Soltanto il mare
Vincenza Fanizza
ROMA- Giovedì 31 marzo, alle 20.30, alla Casa del Cinema, ci sarà l’anteprima del documentario “Soltanto il mare”, realizzato da Dagmawi Yimer, Fabrizio Barraco e Giulio Cederna.
Mentre Lampedusa è al collasso, un film commovente e divertente, rende omaggio all'isola e ai suoi abitanti.
Girato a Lampedusa nel corso del 2010, periodo nel quale l’isola aveva smesso di fare notizia, e completato all’inizio del 2011, quando i nuovi sbarchi l’hanno riportata su tutti i media, il film propone lo sguardo incrociato di due realtà che a Lampedusa raramente dialogano tra loro: quella di un migrante, in questo caso Dagmawi Yimer, sbarcato da clandestino sulle coste dell’isola nel 2006, e quella dei lampedusani. Un’immagine dell’isola da una prospettiva nuova che ha l’effetto di avvicinare destini apparentemente distanti, fino a far emergere una bellissima verità: ciò che divide gli uomini di due continenti è “soltanto il mare”.
“L’anteprima romana- spiegano gli organizzatori- sarà un‘occasione per riflettere sul dovere morale di aiutare un’isola stretta tra una crisi umanitaria epocale, che non può fronteggiare da sola, una guerra a due passi, la stagione turistica ormai compromessa e una serie di problemi irrisolti che si trascinano da anni”.
Interverranno Giuseppe Balistreri, maestro d’ascia a Lampedusa, Giacomo Sferlazzo, cantautore e rappresentante dell’associazione locale Askavusa, Riccardo Noury, portavoce della sezione italiana di Amnesty International e Valerio Neri, direttore generale di Save The Children Italia.
Prodotto dall’Archivio Memorie Migranti di Asinitas, e da Alessandro Triulzi e Marco Guadagnino, il film ha ottenuto il premio del pubblico al Salina DocFest e il riconoscimento per il miglior film nella sezione migranti e viaggiatori al Festival del Cinema Africano di Verona.
Dalla note di regia:
“Giorno dopo giorno l’isola si apre e ci regala nuove storie, situazioni inaspettate, cortocircuiti.

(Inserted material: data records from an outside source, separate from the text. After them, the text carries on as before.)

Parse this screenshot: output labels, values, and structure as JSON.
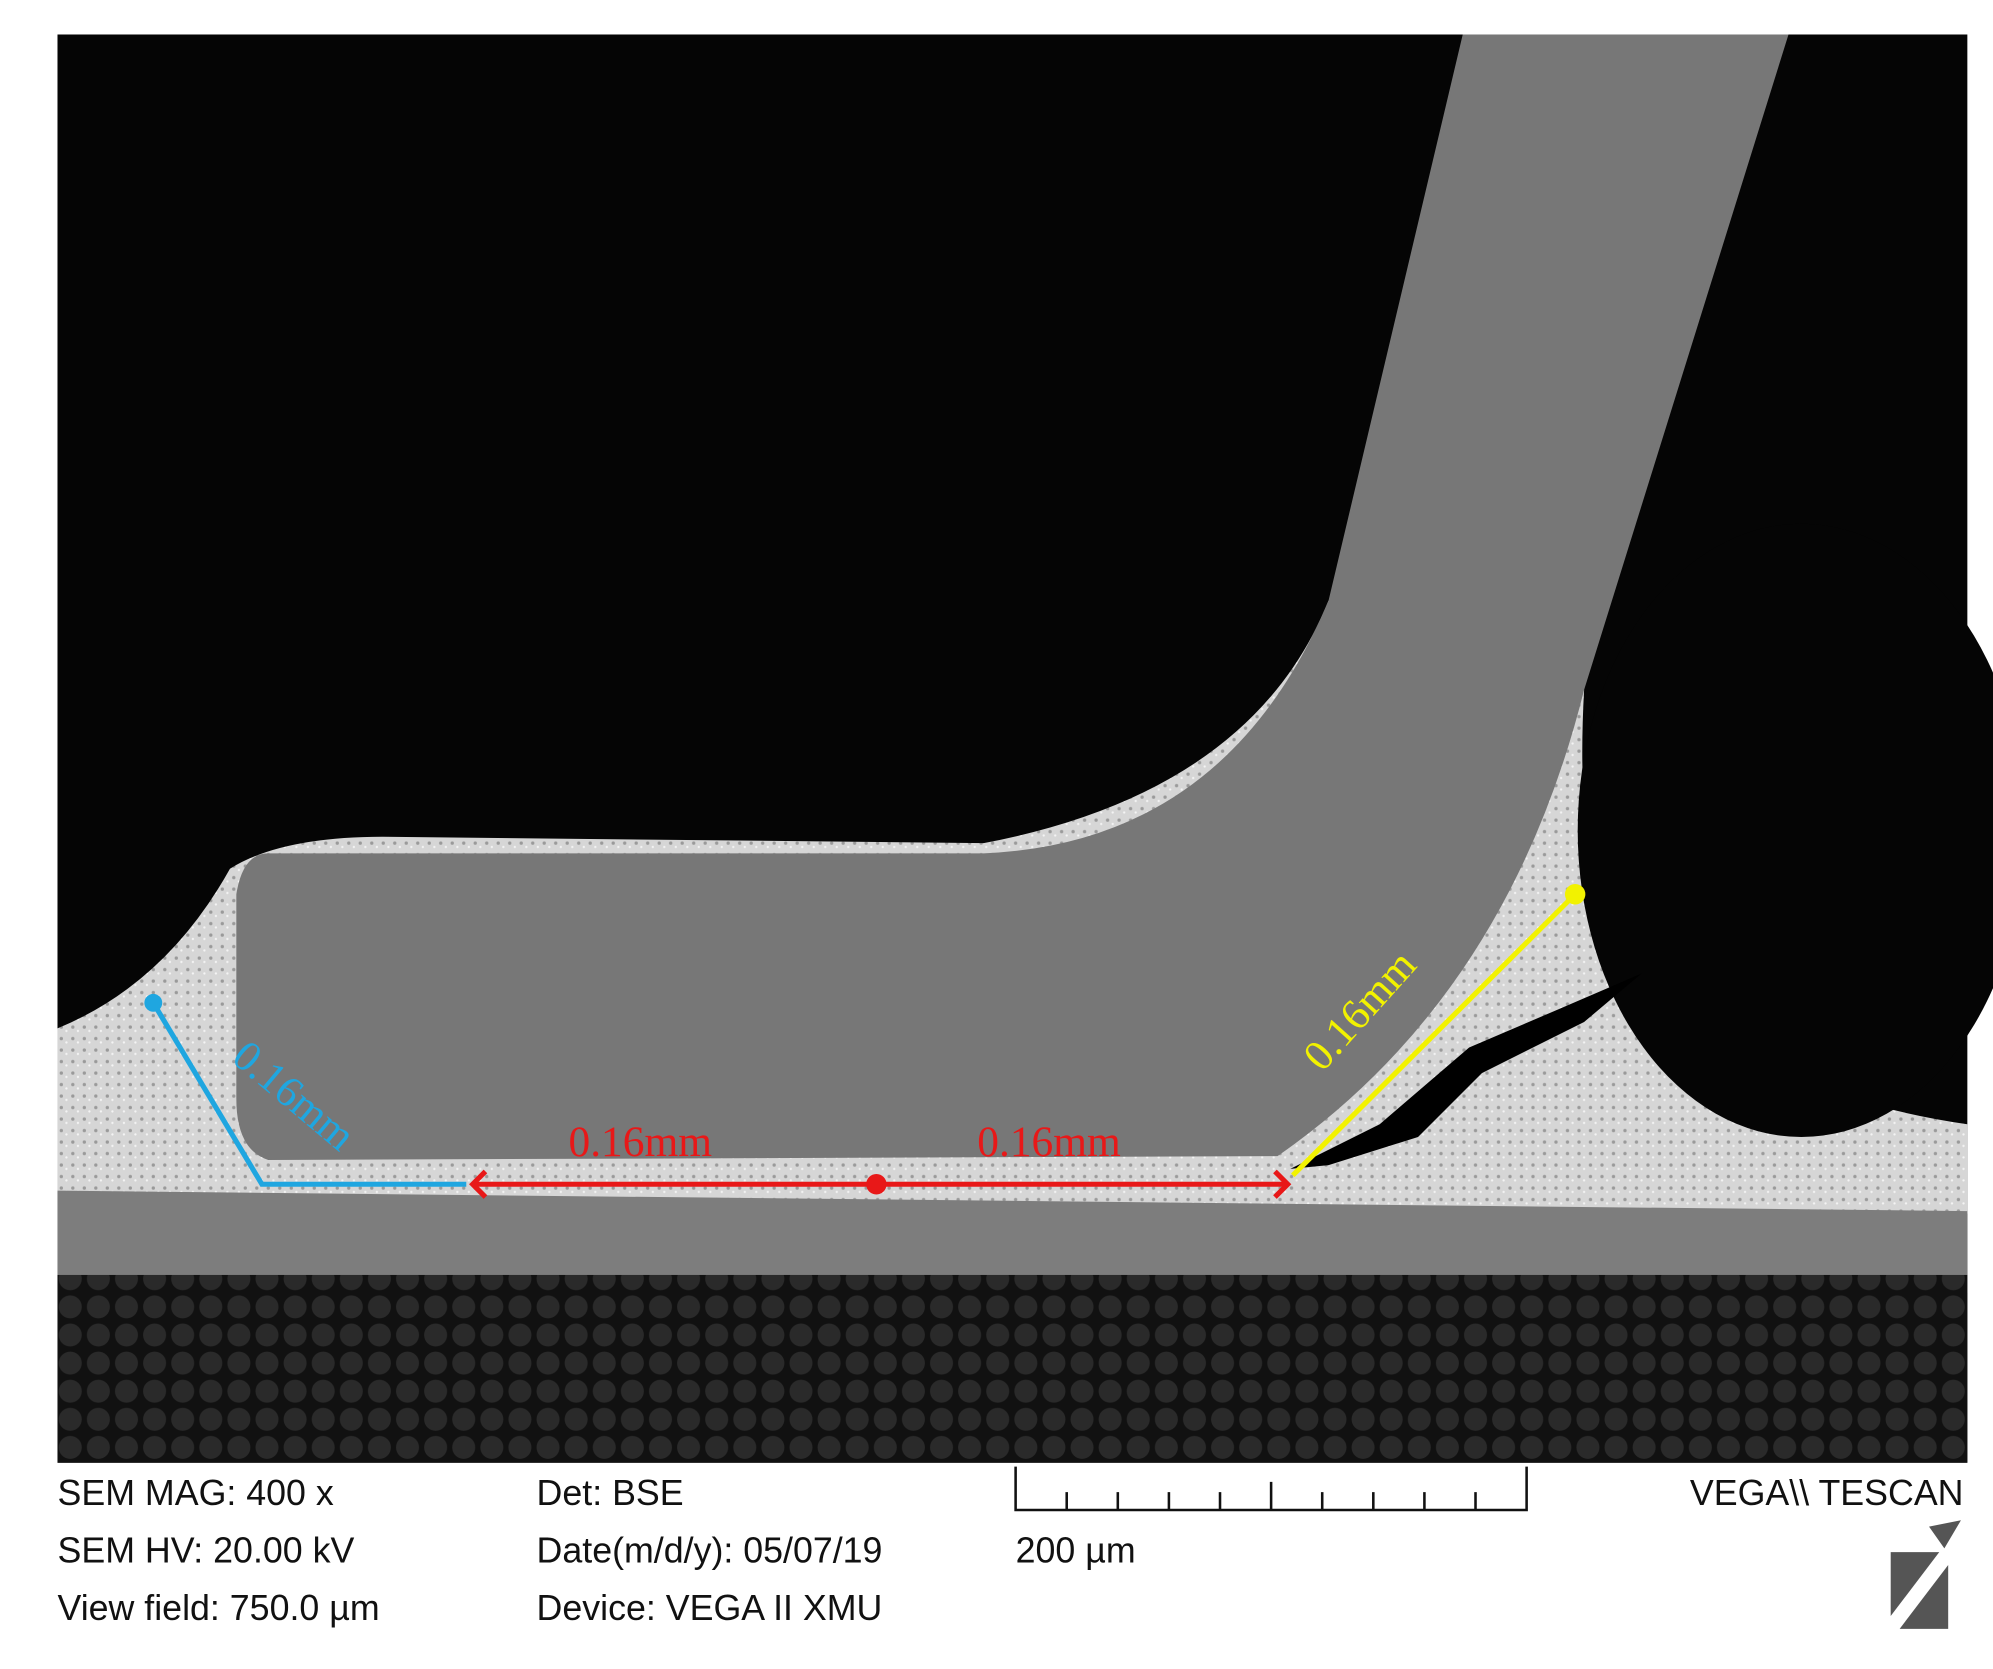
{
  "annotations": [
    "0.16mm",
    "0.16mm",
    "0.16mm",
    "0.16mm"
  ],
  "info": {
    "left": [
      "SEM MAG: 400 x",
      "SEM HV: 20.00 kV",
      "View field: 750.0 µm"
    ],
    "middle": [
      "Det: BSE",
      "Date(m/d/y): 05/07/19",
      "Device: VEGA II XMU"
    ],
    "scale_bar": "200 µm",
    "brand": "VEGA\\\\ TESCAN"
  }
}
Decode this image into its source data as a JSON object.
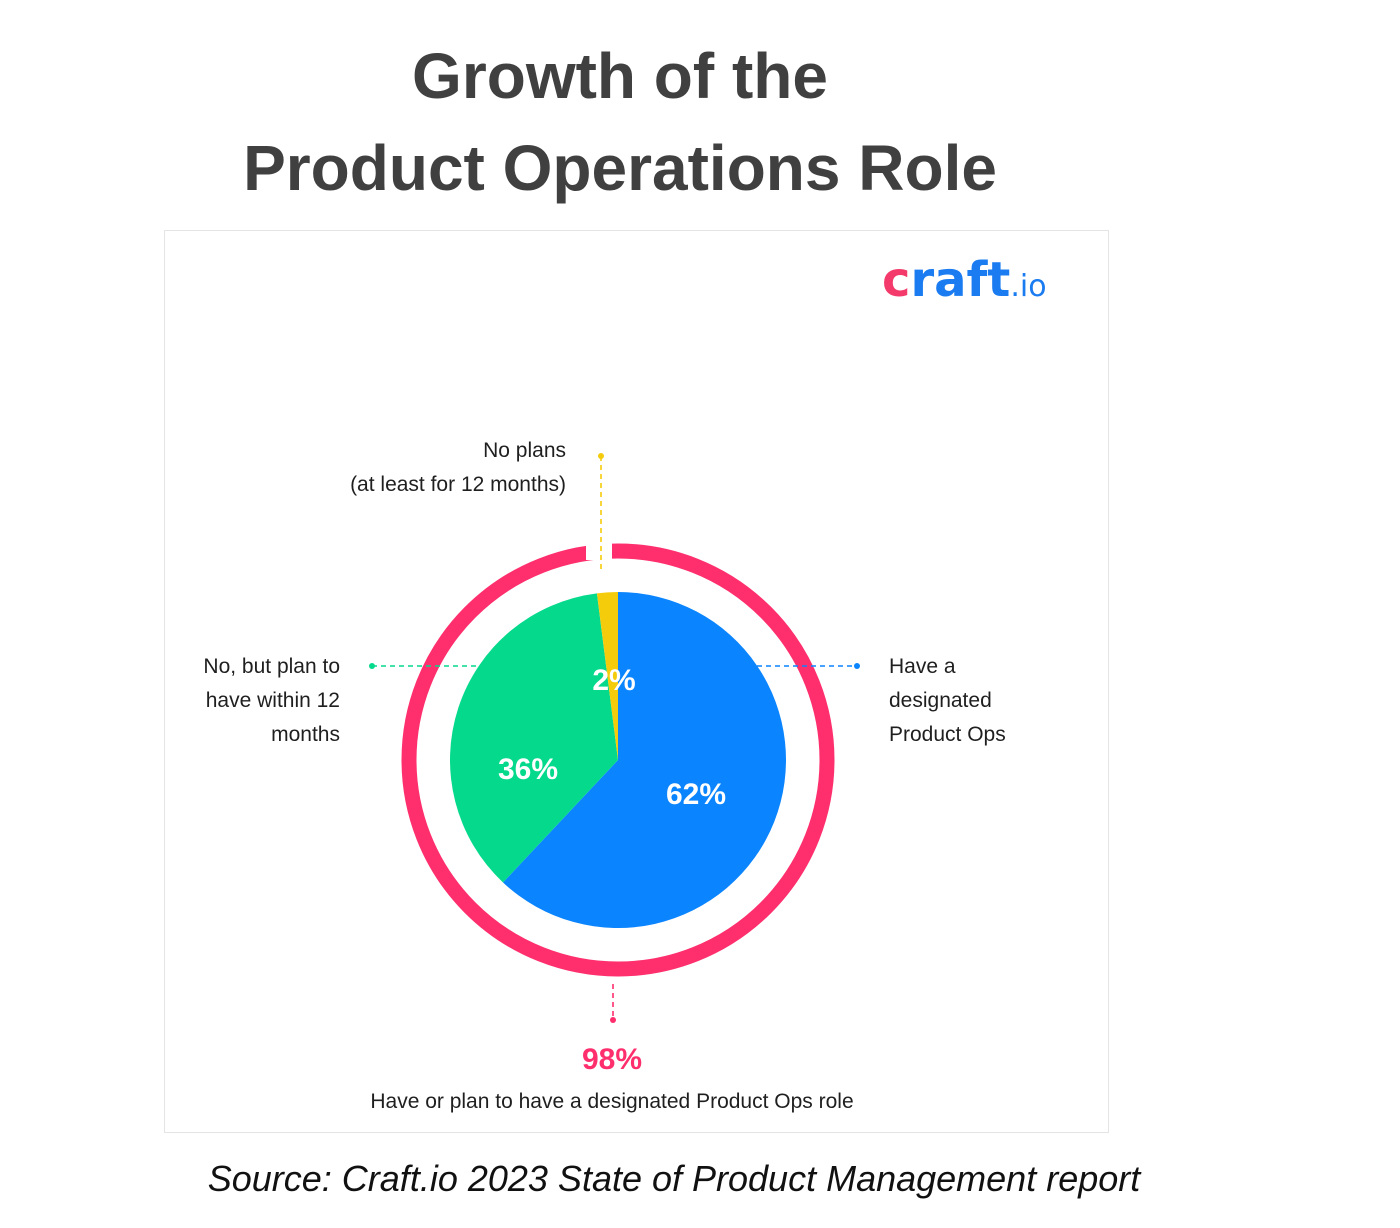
{
  "title_line1": "Growth of the",
  "title_line2": "Product Operations Role",
  "logo": {
    "main": "craft",
    "suffix": ".io"
  },
  "source": "Source: Craft.io 2023 State of Product Management report",
  "colors": {
    "blue": "#0a84ff",
    "green": "#05d98c",
    "yellow": "#f5cc0c",
    "pink": "#ff2e6d"
  },
  "chart_data": {
    "type": "pie",
    "slices": [
      {
        "label": "Have a designated Product Ops",
        "label_lines": [
          "Have a",
          "designated",
          "Product Ops"
        ],
        "value": 62,
        "display": "62%",
        "color": "#0a84ff"
      },
      {
        "label": "No, but plan to have within 12 months",
        "label_lines": [
          "No, but plan to",
          "have within 12",
          "months"
        ],
        "value": 36,
        "display": "36%",
        "color": "#05d98c"
      },
      {
        "label": "No plans (at least for 12 months)",
        "label_lines": [
          "No plans",
          "(at least for 12 months)"
        ],
        "value": 2,
        "display": "2%",
        "color": "#f5cc0c"
      }
    ],
    "total": {
      "value": 98,
      "display": "98%",
      "label": "Have or plan to have a designated Product Ops role",
      "color": "#ff2e6d"
    }
  }
}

Al migrante fresco di sbarco l’isola era apparsa come l’avanguardia del benessere - con i suoi alberghi, le sue barche, i suoi turisti - alla sua videocamera si svela ora piena di problemi; l’aveva immaginata come frontiera del progresso, la ritrova isolata dal mondo, con lo sguardo nostalgico rivolto al passato e una patina fresca di vernice già incrostata di salsedine”.